Interessant ist, wie die Charaktere dargestellt werden: Auf sich selbst gestellt und letztendlich auf sich selbst zurückgeworfen auch ein Entwicklungsroman.

19. Februar 2023

Marion Röbkes: Esoterischer Reiseführer: unterschiedliche Gebiete

Ich weiß irgendwie nicht, was ich von diesen – aus den Beständen meiner Mutter stammenden – Büchern erwartet habe, aber es scheint mehr gewesen zu sein. Der Zusammenhang zur Esoterik ist oft hinten hinunter gefallen (die Autorin wollte ja auch keine riesigen Bände produzieren).

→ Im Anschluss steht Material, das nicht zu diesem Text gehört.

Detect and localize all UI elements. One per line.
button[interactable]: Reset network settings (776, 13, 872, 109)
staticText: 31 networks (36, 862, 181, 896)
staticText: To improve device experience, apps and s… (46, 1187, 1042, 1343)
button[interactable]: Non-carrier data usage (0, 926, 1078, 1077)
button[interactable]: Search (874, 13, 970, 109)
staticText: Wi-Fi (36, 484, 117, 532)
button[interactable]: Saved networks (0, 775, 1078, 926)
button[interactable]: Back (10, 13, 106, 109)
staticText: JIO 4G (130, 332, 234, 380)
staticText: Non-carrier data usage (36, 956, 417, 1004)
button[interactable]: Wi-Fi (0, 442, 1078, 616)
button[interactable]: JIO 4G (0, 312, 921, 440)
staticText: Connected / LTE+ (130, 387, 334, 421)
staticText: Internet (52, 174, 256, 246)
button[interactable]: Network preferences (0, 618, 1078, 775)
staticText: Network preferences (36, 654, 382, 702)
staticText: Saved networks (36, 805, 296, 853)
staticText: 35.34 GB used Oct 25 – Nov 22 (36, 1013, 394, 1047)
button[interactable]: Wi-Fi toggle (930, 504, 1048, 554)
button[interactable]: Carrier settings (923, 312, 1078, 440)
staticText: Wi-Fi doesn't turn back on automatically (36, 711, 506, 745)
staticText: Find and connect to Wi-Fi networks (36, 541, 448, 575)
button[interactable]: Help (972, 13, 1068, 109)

Die Autorin bewegt sich irgendwo zwischen wissenschaftlichen Erkenntnissen (alle belegt) und alten Mythen. Mir fehlten u.a. einige mir bekannte Stätten. Es ist nicht mehr – und nicht weniger – als eine kleine Reihe von inzwischen 25 Jahre alten Reiseführern zu alten Kultstätten und deren „Hinterlassenschaften“ zur Auswerbarkeit von Geschichtsverständnis.

Die Bände gehen auf den Bücherfriedhof, denn in Zeiten des Internets sind derartige Infos auch eigenständig vor Ort abzurufen.